Bear with me. I just drank some of my special tea so I’m a little rambly.
I have a weird relationship with my family of origin. At one point, I went NC, but we’ve been texting a lot more since my grandfather died. I live far away from them and try to get them to visit (I visited them the last time), but they make every excuse in the book to cancel plans…
So I know my own family is unreliable, this is something I’ve accepted over time. HOWEVER. when I met my husband, he told me his family was so amazing and so kind, the best family ever, you get the picture.
Now you see where this is going.
There’s been a TON of drama between us and my in-laws. To the point where I’m not talking to them. I think they trigger me because they act similarly (not in a good way) to my own family in ways, and that’s caused us to have so much conflict.

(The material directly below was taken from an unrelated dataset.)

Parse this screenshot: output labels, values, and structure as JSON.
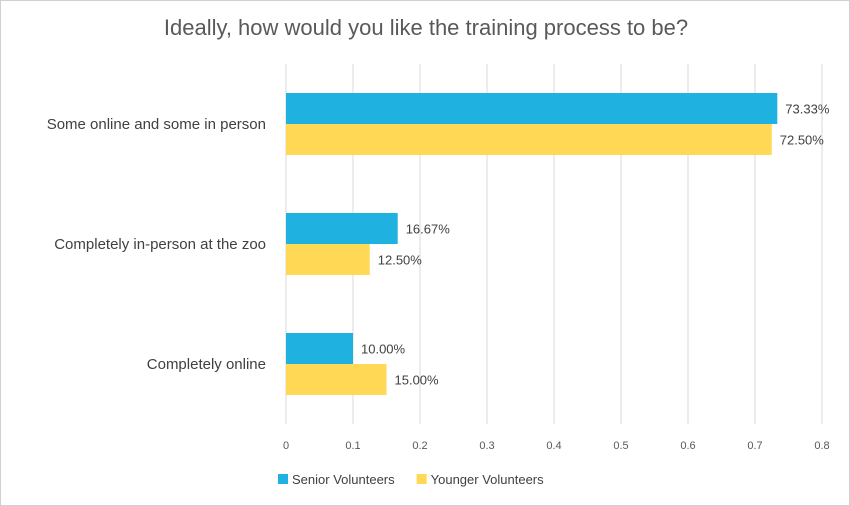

My MIL blocked me after I told her I wouldn’t watch her dogs for 2 weeks without pay. She’s paid several other family members, who have more money then us already, to watch the dogs. I have a shitty apartment I can’t just leave for 2 weeks (we just had a bug infestation), not to mention my husband and I are POOR!!!! Her house is 45 minutes from our work. It’s not like we can just account for that extra gas price as a favor. We are poor.
I called her out on it and she blocked me. Now I feel disillusioned. Why is everyone so shitty like for real.
How do I deal with this disappointment that my “new family” isn’t as great as I once thought.